Он постучал пальцем по груди, словно пытался оживить миниатюрное сердце.
— Должно быть, ты очень важный человек, — ответила Сирена бесцветным голосом.
— Тчно, — снова воздел палец Измаил.
— Лучше ешь, пока не остыло, — сказала Гертруда, избегая бритвенной улыбки подруги. Измаил уставился на чопорный трупик на безупречной тарелке. В конце концов почти попал в рот тяжелой плюхой картофельного пюре.
— Пка не остыло, — прожевал он.
Гуипа разлил белое вино по бокалам на тонкой ножке, а часы наверху отсчитывали неизбежное вскрытие существования.
Молчание в столовой точилось только зубовным стуком стали по фарфору. Гертруда думала о Ровене, Сирена — о бабушке, а Измаил не справлялся с горохом и костями. Внезапно изрубленный остов
его цесарки вылетел с тарелки вместе с потоком овощей.— Блть, — чуть не сорвался он.
Гуипа подплыл, только чтобы его остановила поднятая рука Сирены.

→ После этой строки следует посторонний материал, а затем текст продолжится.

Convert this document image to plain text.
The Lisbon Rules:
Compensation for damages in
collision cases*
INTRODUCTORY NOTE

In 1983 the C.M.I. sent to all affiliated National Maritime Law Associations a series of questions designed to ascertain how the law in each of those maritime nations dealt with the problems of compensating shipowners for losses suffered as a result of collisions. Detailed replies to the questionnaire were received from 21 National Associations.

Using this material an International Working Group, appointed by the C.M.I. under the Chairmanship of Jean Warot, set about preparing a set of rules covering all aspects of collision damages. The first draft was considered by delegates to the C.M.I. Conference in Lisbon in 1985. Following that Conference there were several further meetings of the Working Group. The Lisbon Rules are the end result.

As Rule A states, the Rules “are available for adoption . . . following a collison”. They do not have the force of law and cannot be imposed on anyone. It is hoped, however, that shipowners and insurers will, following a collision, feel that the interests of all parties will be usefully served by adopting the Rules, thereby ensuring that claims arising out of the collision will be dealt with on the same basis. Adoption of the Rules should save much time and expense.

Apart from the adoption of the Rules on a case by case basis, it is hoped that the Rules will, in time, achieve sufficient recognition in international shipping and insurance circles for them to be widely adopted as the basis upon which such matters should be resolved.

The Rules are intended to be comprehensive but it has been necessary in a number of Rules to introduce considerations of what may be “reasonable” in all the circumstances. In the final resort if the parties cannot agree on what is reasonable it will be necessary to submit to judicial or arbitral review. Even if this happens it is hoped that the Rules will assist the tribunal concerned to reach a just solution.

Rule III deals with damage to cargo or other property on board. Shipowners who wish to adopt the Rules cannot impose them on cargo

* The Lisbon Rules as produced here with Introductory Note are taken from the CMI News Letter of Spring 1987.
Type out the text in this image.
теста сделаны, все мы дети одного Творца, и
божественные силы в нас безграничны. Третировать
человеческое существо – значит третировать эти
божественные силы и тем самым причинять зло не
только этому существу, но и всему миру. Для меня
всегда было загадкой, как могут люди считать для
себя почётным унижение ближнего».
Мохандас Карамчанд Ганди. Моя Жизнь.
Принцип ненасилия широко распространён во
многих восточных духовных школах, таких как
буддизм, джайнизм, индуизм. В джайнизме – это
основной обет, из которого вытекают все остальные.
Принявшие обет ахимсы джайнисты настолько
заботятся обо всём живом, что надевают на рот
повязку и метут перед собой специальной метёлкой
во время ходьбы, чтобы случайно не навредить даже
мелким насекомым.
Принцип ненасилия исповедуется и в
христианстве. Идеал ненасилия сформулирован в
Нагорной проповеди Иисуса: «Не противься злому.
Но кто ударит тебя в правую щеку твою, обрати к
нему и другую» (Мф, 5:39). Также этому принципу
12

Измаил дернулся с кресла, нависнув над тарелкой и столом в попытках вернуть беглую птицу. Дотянуться не получалось, цепкие пальцы только подвигали масляную грудную клетку на лишние дюймы вместо того, чтобы удержать. В своем усердии Измаил задел пиджаком бокал, тот разбился и разлился лужей в сторону Гертруды.
Внезапно и безо всякого предупреждения Сирена разразилась уничижительным смехом. Он прогремел по помещению и заразно напал на сидевшую с раскрытым ртом Гертруду, тут же подхватившую раскатистый хохот, который отказывался приглушаться ее накрахмаленной салфеткой. Измаил сдался и обмяк обратно в кресло, при этом стащив наполовину полный бокал Гертруды. Его премного озадачили завывающие женщины, и он обернулся за поддержкой к Гуипа, но тот пропал, тайком улизнув на кухню в самом начале веселья.
Смех шел на убыль, и Измаил решил снова взять бразды ситуации в свои руки. Он ссутулился вперед и торжественно поднял бокал. Женщины наблюдали за ним из-за салфеток.
— За прсуцущих дам, — важно сказал он.
Взрыв смеха, близкий к истерике, едва не вышиб его с места. Через пять минут, переведя весь звук и больше не хватаясь за ноющие бока, Сирена с Гертрудой наконец смогли подняться. Перед уходом хозяйка дома перенесла на его конец стола новую початую бутылку вина. Затем дамы переплели руки и ушли наверх. Той ночью Гертруда и Сирена не покидали друг друга, а Измаил так и не покинул стола. Дамы разделили постель и уплыли в сон посреди океана неприятностей на удивительном плоту утомленных смешков. Он же отключился и случайно всхрапывал, а шрамы на лице приклеились к столешнице сгустившимся жиром цесарки и выдохшимся вином.
Измаил не просыпался толком до двух часов пополудни следующего дня. В какой-то момент ночи он переполз от стола на диван по соседству, облегчившись в супницу, которую Гуипа не успел унести перед тем, как вечер потерял все приличия и он самоустранился. В одиннадцать пришло письмо с просьбой к Измаилу прийти в контору Талбота в девять часов следующего утра. Он сидел с энергичным письмом в вялой руке. К трем смог заставить себя дойти до туалета и теперь сидел на унитазе, привалившись к стене и наблюдая, как ванну наполняет дымящаяся вода. Его животный мозг думал и планировал наперед. Сегодня он увидит Шоле и будет роскошествовать в ее открытом и подвижном теле. Он соберет сумку и поставит тайком у боковой двери. После ужина покинет этот несчастный дом вместе со сменой одежды, чтобы утром направиться к Талботу сразу из комнаты Шоле полным жара и энтузиазма после ночи с ней. Гертруду с Сиреной он не видел. Знал, что они дома, — иногда слышал их хихиканье.
После ванны нарядился, осторожно причесался раз и другой. Он уже снова трезвел, и теперь легкий гул головной боли становился выносимым. К величайшему облегчению, при мысли о Шоле и о том, что она с ним сделает, у него была эрекция. Он готовился к новой жизни, и пусть здесь всем плевать, где он сейчас или где был, — теперь все ждало впереди. Эта ночь, завтрашний день и вся вечность станут его.
Глава тридцать пятая
Химмельструп рвал и метал. Он метался по кабинету, ругался и винил во всем Чапека, робко сидевшего на венском стуле. Винил его в провале лондонской миссии.